ISBN: 978-0-241-33910-7

First published 1965

56 pages

Publisher: Penguin Modern / Penguin Random House UK

5 / 5 Stars

Writing in a clear and lucid style Calvino mixes astrophysics with stories of human longing and emotion. Each story starts with a scientific fact about the universe, written in italics, then proceeds with a story from our narrator, a peculiar fellow called Qfwfq.

There are 4 stores in this compendium,

  • The Distance to the Moon
  • Without Colours
  • As Long As The Sun Lasts
  • Implosion

The characters are wonderful as well. The cousin who doesn’t speak, Mrs Vhdvhd, the wife of the Captain, Grandpa Eggg and Grandma Ggge. Ayl who hides underground and who Qfwfq falls in love with.

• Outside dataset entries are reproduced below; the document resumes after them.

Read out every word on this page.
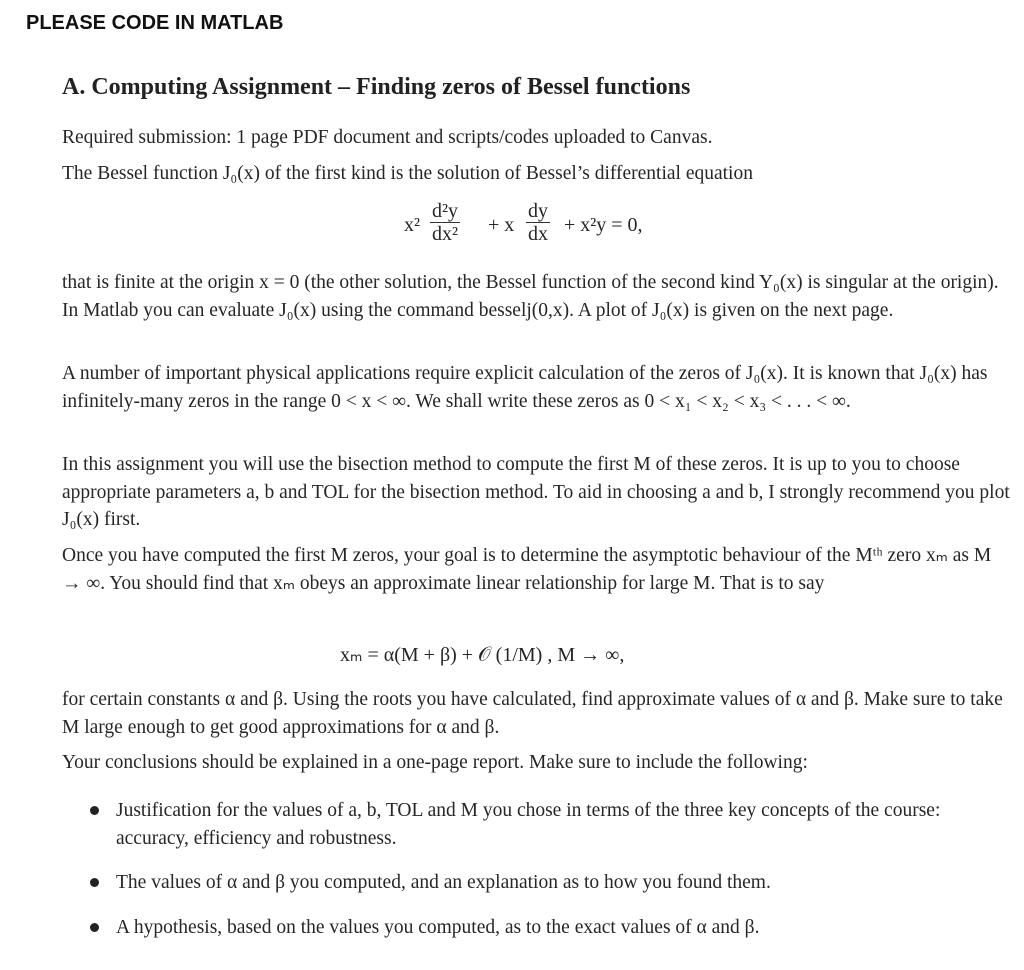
PLEASE CODE IN MATLAB
A. Computing Assignment – Finding zeros of Bessel functions
Required submission: 1 page PDF document and scripts/codes uploaded to Canvas.
The Bessel function J₀(x) of the first kind is the solution of Bessel’s differential equation
$x^2 \frac{\text{d²y}}{\text{dx²}} + x \frac{dy}{dx} + x^2y = 0$,
that is finite at the origin x = 0 (the other solution, the Bessel function of the second kind Y₀(x) is singular at the origin). In Matlab you can evaluate J₀(x) using the command besselj(0,x). A plot of J₀(x) is given on the next page.
A number of important physical applications require explicit calculation of the zeros of J₀(x). It is known that J₀(x) has infinitely-many zeros in the range 0 < x < ∞. We shall write these zeros as 0 < x₁ < x₂ < x₃ < . . . < ∞.
In this assignment you will use the bisection method to compute the first M of these zeros. It is up to you to choose appropriate parameters a, b and TOL for the bisection method. To aid in choosing a and b, I strongly recommend you plot J₀(x) first.
Once you have computed the first M zeros, your goal is to determine the asymptotic behaviour of the Mᵗʰ zero xₘ as M → ∞. You should find that xₘ obeys an approximate linear relationship for large M. That is to say
xₘ = α(M + β) + 𝒪 (1/M) , M → ∞,
for certain constants α and β. Using the roots you have calculated, find approximate values of α and β. Make sure to take M large enough to get good approximations for α and β.
Your conclusions should be explained in a one-page report. Make sure to include the following:
Justification for the values of a, b, TOL and M you chose in terms of the three key concepts of the course: accuracy, efficiency and robustness.
The values of α and β you computed, and an explanation as to how you found them.
A hypothesis, based on the values you computed, as to the exact values of α and β.
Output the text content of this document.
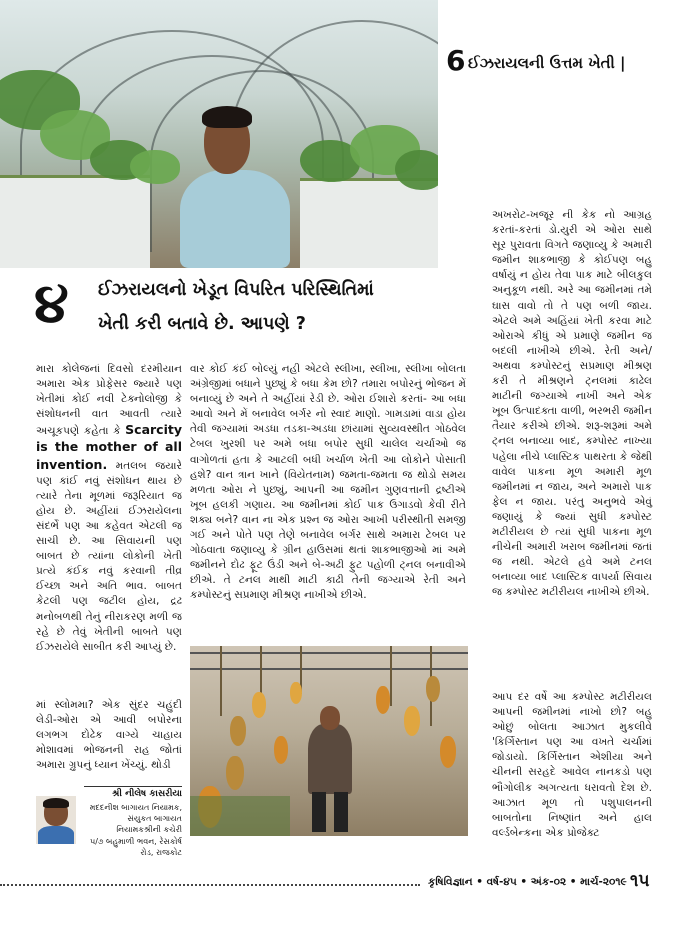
6 ઈઝરાયલની ઉત્તમ ખેતી |
૪ ઈઝરાયલનો ખેડૂત વિપરિત પરિસ્થિતિમાં
ખેતી કરી બતાવે છે. આપણે ?

મારા કોલેજનાં દિવસો દરમીયાન અમારા એક પ્રોફેસર જ્યારે પણ ખેતીમાં કોઈ નવી ટેક્નોલોજી કે સંશોધનની વાત આવતી ત્યારે અચૂકપણે કહેતા કે Scarcity is the mother of all invention. મતલબ જયારે પણ કાંઈ નવું સંશોધન થાય છે ત્યારે તેના મૂળમાં જરૂરિયાત જ હોય છે. અહીંયાં ઈઝરાયેલના સંદર્ભે પણ આ કહેવત એટલી જ સાચી છે. આ સિવાયની પણ બાબત છે ત્યાંના લોકોની ખેતી પ્રત્યે કંઈક નવું કરવાની તીવ્ર ઈચ્છા અને અતિ ભાવ. બાબત કેટલી પણ જટીલ હોય, દ્રઢ મનોબળથી તેનું નીરાકરણ મળી જ રહે છે તેવું ખેતીની બાબતે પણ ઈઝરાયેલે સાબીત કરી આપ્યું છે.

માં સ્લોમમા? એક સુંદર ચહુંદી લેડી-ઓરા એ આવી બપોરના લગભગ દોઢેક વાગ્યે ચાહાય મોશાવમાં ભોજનની રાહ જોતાં અમારા ગ્રુપનું ધ્યાન ખેંચ્યું. થોડી

શ્રી નીલેષ કાસરીયા
મદદનીશ બાગાયત નિયામક, સંયુકત બાગાયત નિયામકશ્રીની કચેરી
૫/૭ બહુમાળી ભવન, રેસકોર્ષ રોડ, રાજકોટ

વાર કોઈ કંઈ બોલ્યું નહી એટલે સ્લીખા, સ્લીખા, સ્લીખા બોલતા અંગ્રેજીમાં બધાને પુછ્યું કે બધા કેમ છો? તમારા બપોરનું ભોજન મેં બનાવ્યું છે અને તે અહીંયાં રેડી છે. ઓરા ઈશારો કરતાં- આ બધા આવો અને મેં બનાવેલ બર્ગર નો સ્વાદ માણો. ગામડામાં વાડા હોય તેવી જગ્યામાં અડધા તડકા-અડધા છાંયામાં સુવ્યવસ્થીત ગોઠવેલ ટેબલ ખુરશી પર અમે બધા બપોર સુધી ચાલેલ ચર્ચાઓ જ વાગોળતાં હતા કે આટલી બધી ખર્ચાળ ખેતી આ લોકોને પોસાતી હશે? વાન ત્રાન ખાને (વિયેતનામ) જમતા-જમતા જ થોડો સમય મળતા ઓરા ને પુછ્યું, આપની આ જમીન ગુણવત્તાની દ્રષ્ટીએ ખૂબ હલકી ગણાય. આ જમીનમાં કોઈ પાક ઉગાડવો કેવી રીતે શક્ય બને? વાન ના એક પ્રશ્ન જ ઓરા આખી પરીસ્થીતી સમજી ગઈ અને પોતે પણ તેણે બનાવેલ બર્ગર સાથે અમારા ટેબલ પર ગોઠવાતા જણાવ્યુ કે ગ્રીન હાઉસમાં થતાં શાકભાજીઓ માં અમે જમીનને દોઢ ફૂટ ઉંડી અને બે-અઢી ફુટ પહોળી ટ્નલ બનાવીએ છીએ. તે ટનલ માથી માટી કાઢી તેની જગ્યાએ રેતી અને કમ્પોસ્ટનું સપ્રમાણ મીશ્રણ નાખીએ છીએ.

અખરોટ-ખજૂર ની કેક નો આગ્રહ કરતાં-કરતાં ડો.યુરી એ ઓરા સાથે સૂર પુરાવતા વિગતે જણાવ્યુ કે અમારી જમીન શાકભાજી કે કોઈપણ બહુ વર્ષાયું ન હોય તેવા પાક માટે બીલકુલ અનુકૂળ નથી. અરે આ જમીનમાં તમે ઘાસ વાવો તો તે પણ બળી જાય. એટલે અમે અહિંયાં ખેતી કરવા માટે ઓરાએ કીધું એ પ્રમાણે જમીન જ બદલી નાખીએ છીએ. રેતી અને/અથવા કમ્પોસ્ટનું સપ્રમાણ મીશ્રણ કરી તે મીશ્રણને ટ્નલમાં કાઢેલ માટીની જગ્યાએ નાખી અને એક ખૂબ ઉત્પાદક્તા વાળી, ભરભરી જમીન તૈયાર કરીએ છીએ. શરૂ-શરૂમાં અમે ટ્નલ બનાવ્યા બાદ, કમ્પોસ્ટ નાખ્યા પહેલા નીચે પ્લાસ્ટિક પાથરતા કે જેથી વાવેલ પાકના મૂળ અમારી મૂળ જમીનમાં ન જાય, અને અમારો પાક ફેલ ન જાય. પરંતુ અનુભવે એવું જણાયું કે જ્યાં સુધી કમ્પોસ્ટ મટીરીયલ છે ત્યાં સુધી પાકના મૂળ નીચેની અમારી ખરાબ જમીનમાં જતાં જ નથી. એટલે હવે અમે ટનલ બનાવ્યા બાદ પ્લાસ્ટિક વાપર્યા સિવાય જ કમ્પોસ્ટ મટીરીયલ નાખીએ છીએ.

આપ દર વર્ષે આ કમ્પોસ્ટ મટીરીયલ આપની જમીનમાં નાખો છો? બહુ ઓછું બોલતા આઝાત મુકલીવે 'કિર્ગિસ્તાન પણ આ વખતે ચર્ચામાં જોડાયો. કિર્ગિસ્તાન એશીયા અને ચીનની સરહદે આવેલ નાનકડો પણ ભૌગોલીક અગત્યતા ધરાવતો દેશ છે. આઝાત મૂળ તો પશુપાલનની બાબતોના નિષ્ણાંત અને હાલ વર્લ્ડબેન્કના એક પ્રોજેક્ટ

કૃષિવિજ્ઞાન • વર્ષ-૪૫ • અંક-૦૨ • માર્ચ-૨૦૧૯ ૧૫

And the reason for 5 Stars? Here is an example, a wonderful turn of phrase:

To explode or implode – said Qfwfq – that is the question: whether ’tis nobler in the mind to expand one’s energies in space without restraint, or to crush them into a dense inner concentration and, by ingesting, cherish them. To steal away, to vanish; no more; to hold within oneself every gleam, every ray, deny oneself every vent, suffocating in the depths of the soul the conflicts that so idly trouble it, give them their quietus; to hide oneself, to obliterate oneself: perchance to reawaken elsewhere, changed.

There are more stories in the full version.